Summary of "Stoichiometry Tutorial: Step by Step Video + review problems explained | Crash Chemistry Academy"

Concise summary — main ideas, concepts, methods, examples

Stoichiometry relates the amounts of reactants and products in a balanced chemical equation using the coefficients.
Coefficients represent fixed ratios (they can mean numbers of particles or moles) that remain constant regardless of reaction scale.
The central stoichiometric operation is a mole-to-mole conversion using the coefficient ratio from the balanced equation.
Real problems often require converting between mass, moles, particles, or gas volume; these are handled by chaining conversions (dimensional analysis).
Important constants/conversions:
- Molar mass: grams per mole (g/mol)
- Avogadro’s number: 6.02 × 10^23 particles per mole
- At STP: 1 mol gas ≈ 22.4 L

Follow these steps in order when solving stoichiometry problems:

Balance the chemical equation.

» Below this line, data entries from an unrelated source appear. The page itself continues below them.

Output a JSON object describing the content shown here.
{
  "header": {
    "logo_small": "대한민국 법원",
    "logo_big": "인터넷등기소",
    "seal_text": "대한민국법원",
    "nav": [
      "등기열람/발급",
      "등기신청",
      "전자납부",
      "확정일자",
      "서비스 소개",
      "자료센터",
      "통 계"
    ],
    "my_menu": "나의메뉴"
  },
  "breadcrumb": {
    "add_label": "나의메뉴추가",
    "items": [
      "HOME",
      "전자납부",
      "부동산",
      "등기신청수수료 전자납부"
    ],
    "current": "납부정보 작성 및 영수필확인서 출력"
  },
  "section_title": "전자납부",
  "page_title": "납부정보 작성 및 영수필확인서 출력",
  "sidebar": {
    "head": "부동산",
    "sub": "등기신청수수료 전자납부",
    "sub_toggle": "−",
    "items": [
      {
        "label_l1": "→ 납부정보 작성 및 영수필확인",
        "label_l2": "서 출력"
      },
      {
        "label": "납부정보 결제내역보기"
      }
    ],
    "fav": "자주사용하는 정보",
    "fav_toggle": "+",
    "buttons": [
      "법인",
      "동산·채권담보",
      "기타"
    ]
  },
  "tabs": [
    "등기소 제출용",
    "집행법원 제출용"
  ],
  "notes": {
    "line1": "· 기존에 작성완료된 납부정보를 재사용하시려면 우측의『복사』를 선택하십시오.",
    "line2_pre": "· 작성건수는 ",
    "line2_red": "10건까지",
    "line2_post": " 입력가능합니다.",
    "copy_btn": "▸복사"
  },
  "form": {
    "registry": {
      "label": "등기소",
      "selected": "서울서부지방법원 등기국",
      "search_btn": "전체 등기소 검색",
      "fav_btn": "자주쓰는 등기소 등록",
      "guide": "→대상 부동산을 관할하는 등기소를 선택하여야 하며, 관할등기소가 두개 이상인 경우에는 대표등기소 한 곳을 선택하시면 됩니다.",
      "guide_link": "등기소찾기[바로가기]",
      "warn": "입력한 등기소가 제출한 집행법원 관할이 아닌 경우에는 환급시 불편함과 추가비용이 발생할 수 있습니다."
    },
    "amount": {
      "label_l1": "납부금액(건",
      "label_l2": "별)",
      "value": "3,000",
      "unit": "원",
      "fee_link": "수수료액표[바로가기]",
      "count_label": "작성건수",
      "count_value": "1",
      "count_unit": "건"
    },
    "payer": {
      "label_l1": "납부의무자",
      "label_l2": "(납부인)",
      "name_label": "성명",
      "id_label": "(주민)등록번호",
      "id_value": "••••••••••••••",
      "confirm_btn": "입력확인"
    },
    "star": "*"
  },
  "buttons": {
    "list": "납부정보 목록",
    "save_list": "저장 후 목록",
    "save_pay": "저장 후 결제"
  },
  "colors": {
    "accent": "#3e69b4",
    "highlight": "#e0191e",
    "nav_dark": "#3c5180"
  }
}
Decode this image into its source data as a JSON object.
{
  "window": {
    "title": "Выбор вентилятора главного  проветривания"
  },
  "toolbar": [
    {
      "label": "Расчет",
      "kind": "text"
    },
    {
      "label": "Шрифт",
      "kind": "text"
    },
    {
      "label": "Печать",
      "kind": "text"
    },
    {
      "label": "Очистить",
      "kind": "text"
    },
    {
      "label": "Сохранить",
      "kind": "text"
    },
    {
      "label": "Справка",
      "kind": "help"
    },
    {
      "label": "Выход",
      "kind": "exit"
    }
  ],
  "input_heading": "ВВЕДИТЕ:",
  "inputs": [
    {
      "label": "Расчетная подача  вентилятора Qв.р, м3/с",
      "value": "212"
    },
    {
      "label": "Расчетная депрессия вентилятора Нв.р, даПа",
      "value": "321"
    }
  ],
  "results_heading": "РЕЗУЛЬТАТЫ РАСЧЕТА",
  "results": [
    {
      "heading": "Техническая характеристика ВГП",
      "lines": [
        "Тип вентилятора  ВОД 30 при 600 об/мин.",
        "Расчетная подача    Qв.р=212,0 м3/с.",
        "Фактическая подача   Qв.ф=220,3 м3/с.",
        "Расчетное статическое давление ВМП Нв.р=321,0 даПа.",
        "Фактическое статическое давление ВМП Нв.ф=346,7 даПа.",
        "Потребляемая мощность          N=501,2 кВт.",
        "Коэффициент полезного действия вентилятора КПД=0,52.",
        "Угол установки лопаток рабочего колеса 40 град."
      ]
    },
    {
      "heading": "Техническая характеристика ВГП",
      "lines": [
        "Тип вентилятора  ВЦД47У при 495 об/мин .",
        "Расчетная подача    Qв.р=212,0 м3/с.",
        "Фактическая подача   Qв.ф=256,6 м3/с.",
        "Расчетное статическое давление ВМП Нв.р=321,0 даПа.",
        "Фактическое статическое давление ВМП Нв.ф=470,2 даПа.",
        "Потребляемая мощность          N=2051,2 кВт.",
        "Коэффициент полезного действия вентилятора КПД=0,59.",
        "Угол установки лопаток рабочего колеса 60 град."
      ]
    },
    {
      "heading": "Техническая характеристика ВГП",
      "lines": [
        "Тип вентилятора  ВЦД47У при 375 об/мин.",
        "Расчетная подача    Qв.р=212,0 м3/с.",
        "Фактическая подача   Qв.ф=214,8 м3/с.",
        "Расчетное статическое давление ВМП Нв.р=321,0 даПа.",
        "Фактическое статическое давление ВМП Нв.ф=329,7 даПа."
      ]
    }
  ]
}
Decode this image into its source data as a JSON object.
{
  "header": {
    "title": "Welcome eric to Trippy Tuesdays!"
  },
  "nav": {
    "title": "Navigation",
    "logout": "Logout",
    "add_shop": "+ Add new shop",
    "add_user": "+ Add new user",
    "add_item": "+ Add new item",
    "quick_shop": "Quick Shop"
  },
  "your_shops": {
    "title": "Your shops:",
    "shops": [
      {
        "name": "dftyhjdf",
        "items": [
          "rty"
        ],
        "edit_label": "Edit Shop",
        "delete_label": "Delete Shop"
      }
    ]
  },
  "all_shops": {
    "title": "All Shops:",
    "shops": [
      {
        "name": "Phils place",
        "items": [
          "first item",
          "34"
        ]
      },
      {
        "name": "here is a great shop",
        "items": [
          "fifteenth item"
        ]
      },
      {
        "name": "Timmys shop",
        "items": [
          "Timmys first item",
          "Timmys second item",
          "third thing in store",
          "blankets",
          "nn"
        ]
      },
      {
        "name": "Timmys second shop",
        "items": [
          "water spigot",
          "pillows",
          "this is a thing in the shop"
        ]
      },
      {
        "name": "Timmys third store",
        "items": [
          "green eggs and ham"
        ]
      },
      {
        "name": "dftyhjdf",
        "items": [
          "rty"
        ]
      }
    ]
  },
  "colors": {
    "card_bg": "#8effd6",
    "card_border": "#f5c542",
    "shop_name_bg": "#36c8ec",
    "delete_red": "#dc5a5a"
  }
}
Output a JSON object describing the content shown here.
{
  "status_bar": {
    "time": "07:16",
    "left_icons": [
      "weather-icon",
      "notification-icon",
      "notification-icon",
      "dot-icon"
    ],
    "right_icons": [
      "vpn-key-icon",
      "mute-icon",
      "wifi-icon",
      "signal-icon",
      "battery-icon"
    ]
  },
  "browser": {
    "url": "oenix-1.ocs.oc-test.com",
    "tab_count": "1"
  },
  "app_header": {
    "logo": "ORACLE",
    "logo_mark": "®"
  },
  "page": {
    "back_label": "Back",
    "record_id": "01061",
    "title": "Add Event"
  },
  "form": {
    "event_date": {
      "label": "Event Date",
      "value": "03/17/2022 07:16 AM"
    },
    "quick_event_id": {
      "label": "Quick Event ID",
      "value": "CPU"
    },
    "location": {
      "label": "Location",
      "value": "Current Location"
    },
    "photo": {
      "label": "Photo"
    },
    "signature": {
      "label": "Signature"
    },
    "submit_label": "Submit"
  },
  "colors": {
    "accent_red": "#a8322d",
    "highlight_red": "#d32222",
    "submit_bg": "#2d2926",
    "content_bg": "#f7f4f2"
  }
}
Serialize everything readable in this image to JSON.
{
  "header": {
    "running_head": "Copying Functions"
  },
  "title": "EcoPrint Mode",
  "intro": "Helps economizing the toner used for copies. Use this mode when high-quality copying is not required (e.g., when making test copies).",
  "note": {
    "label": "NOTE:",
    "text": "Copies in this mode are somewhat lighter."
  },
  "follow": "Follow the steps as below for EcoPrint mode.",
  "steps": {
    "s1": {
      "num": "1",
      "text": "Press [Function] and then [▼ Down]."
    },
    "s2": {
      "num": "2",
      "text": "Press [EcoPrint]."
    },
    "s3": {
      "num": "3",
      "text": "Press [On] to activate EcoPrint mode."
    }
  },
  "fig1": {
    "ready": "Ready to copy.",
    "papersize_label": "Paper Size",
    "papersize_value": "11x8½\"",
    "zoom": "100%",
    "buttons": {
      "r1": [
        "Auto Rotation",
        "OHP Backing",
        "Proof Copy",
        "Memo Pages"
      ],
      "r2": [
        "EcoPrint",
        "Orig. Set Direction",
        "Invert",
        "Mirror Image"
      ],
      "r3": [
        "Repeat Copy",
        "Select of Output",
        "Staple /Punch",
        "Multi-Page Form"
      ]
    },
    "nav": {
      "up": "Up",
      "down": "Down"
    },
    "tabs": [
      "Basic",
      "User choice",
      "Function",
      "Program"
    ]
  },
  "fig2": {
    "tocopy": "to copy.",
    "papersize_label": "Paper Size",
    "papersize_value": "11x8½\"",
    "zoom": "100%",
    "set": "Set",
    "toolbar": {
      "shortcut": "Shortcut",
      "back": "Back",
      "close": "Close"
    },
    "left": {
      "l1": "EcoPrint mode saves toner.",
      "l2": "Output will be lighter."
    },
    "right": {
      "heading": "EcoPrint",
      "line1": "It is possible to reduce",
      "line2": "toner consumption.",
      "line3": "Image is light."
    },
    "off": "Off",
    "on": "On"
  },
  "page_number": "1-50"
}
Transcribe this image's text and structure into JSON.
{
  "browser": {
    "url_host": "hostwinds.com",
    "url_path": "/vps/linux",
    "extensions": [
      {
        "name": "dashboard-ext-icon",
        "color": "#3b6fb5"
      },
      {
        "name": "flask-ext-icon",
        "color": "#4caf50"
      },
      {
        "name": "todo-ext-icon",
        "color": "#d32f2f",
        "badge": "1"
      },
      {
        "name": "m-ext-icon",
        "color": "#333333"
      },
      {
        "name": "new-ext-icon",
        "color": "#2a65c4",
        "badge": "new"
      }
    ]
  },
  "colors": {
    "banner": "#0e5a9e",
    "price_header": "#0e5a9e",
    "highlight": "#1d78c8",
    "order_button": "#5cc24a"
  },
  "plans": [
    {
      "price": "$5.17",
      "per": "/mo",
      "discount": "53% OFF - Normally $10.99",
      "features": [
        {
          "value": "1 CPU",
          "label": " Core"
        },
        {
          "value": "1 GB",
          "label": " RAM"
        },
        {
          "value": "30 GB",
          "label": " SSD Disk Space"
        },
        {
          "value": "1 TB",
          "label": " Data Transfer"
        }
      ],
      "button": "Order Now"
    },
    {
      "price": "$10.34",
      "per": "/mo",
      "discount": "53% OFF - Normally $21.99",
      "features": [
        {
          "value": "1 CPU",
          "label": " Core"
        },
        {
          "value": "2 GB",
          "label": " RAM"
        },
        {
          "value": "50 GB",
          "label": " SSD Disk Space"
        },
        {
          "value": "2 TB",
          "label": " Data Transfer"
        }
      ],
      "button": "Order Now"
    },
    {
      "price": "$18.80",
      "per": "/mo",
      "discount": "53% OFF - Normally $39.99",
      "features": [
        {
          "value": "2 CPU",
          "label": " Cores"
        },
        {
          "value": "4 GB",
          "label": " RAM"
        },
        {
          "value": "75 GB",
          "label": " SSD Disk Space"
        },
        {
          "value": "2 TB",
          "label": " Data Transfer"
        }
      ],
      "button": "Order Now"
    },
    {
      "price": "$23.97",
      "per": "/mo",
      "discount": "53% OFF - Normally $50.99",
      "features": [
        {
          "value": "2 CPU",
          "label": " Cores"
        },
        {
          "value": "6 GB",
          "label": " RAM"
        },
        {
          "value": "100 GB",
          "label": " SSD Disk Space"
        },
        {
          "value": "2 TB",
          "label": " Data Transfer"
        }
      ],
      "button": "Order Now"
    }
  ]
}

The balanced coefficients provide the mole ratios used in conversions.
Identify what is given (A) and what is wanted (B).
Convert the given quantity to moles if it is not already in moles:
- If given mass → use molar mass (g → mol).
- If given particles (molecules/atoms/formula units) → use Avogadro’s number (particles → mol).
- If given gas volume at STP → use 22.4 L per mole (L → mol).
Perform the mole-to-mole conversion using the balanced equation’s coefficients:
- Use a fraction (moles of B / moles of A) so that the “A” unit (what you start with) is on the bottom (cancels) and “B” (what you want) is on top.
Convert moles of the desired substance to the required final units:
- mol → mass (use molar mass), mol → particles (Avogadro), mol → volume at STP (22.4 L/mol), etc.
Set up the calculation as a unit-cancelling chain (dimensional analysis). Check that only the wanted units remain. If units don’t cancel correctly, the setup is wrong.
Calculate numerically (multiply all numerators and divide by all denominators). Report the answer with appropriate significant figures if required.

Tip: Always set up conversions so the given units cancel out step by step — that makes errors easy to spot.

Example equation: H2 + N2 → NH3
Balanced: 3 H2 + 1 N2 → 2 NH3
This demonstrates the constant 3:1:2 ratio (H2 : N2 : NH3) which applies at the particle level or molar level.

Given 7.5 mol H2 → mol N2:
- Use ratio (1 mol N2 / 3 mol H2): 7.5 × (1/3) = 2.5 mol N2
Given 0.8 mol NH3 → mol H2:
- Use ratio (3 mol H2 / 2 mol NH3): 0.8 × (3/2) = 1.2 mol H2

Given 42.0 g N2 → mass NH3
1. 42.0 g N2 × (1 mol N2 / 28 g N2) = 1.5 mol N2
2. 1.5 mol N2 × (2 mol NH3 / 1 mol N2) = 3.0 mol NH3
3. 3.0 mol NH3 × (17 g NH3 / 1 mol NH3) = 51 g NH3
Final: 42.0 g N2 produces 51 g NH3 (assuming complete reaction).

Given 5.95 g NH3 → mass O2 required
- Map: g NH3 → mol NH3 → mol O2 via coefficients → g O2
- Result cited: 19.6 g O2 required (using the balanced equation’s coefficients and molar masses).

Balanced, then mass chain:
- Given 37.5 g C2H6 → 110 g CO2 produced (mass → mol → mole ratio → mass).

Given 2.8 × 10^24 molecules of C2H6 → convert molecules → mol C2H6 → mol H2O via coefficients → mass H2O
- Result cited: 251 g H2O produced.

Always balance the equation first.
Use mole ratios (from coefficients) for mole-to-mole conversions.
Place the given unit where it cancels (given on the bottom of the conversion fraction).
Confirm units cancel to the desired final unit; if they don’t, the setup is incorrect.
Use molar masses, Avogadro’s number, or 22.4 L/mol at STP as needed.
Use dimensional analysis (unit-cancelling chains) to organize multi-step conversions.

Stoichiometry is primarily about mole ratios from balanced equations and chaining unit conversions to link the given quantity to the wanted quantity.
The mole-to-mole conversion (using coefficients) is the core step; all other conversions (mass, particles, gas volume) are preparatory or finishing steps.
Dimensional analysis and careful unit cancellation prevent setup errors.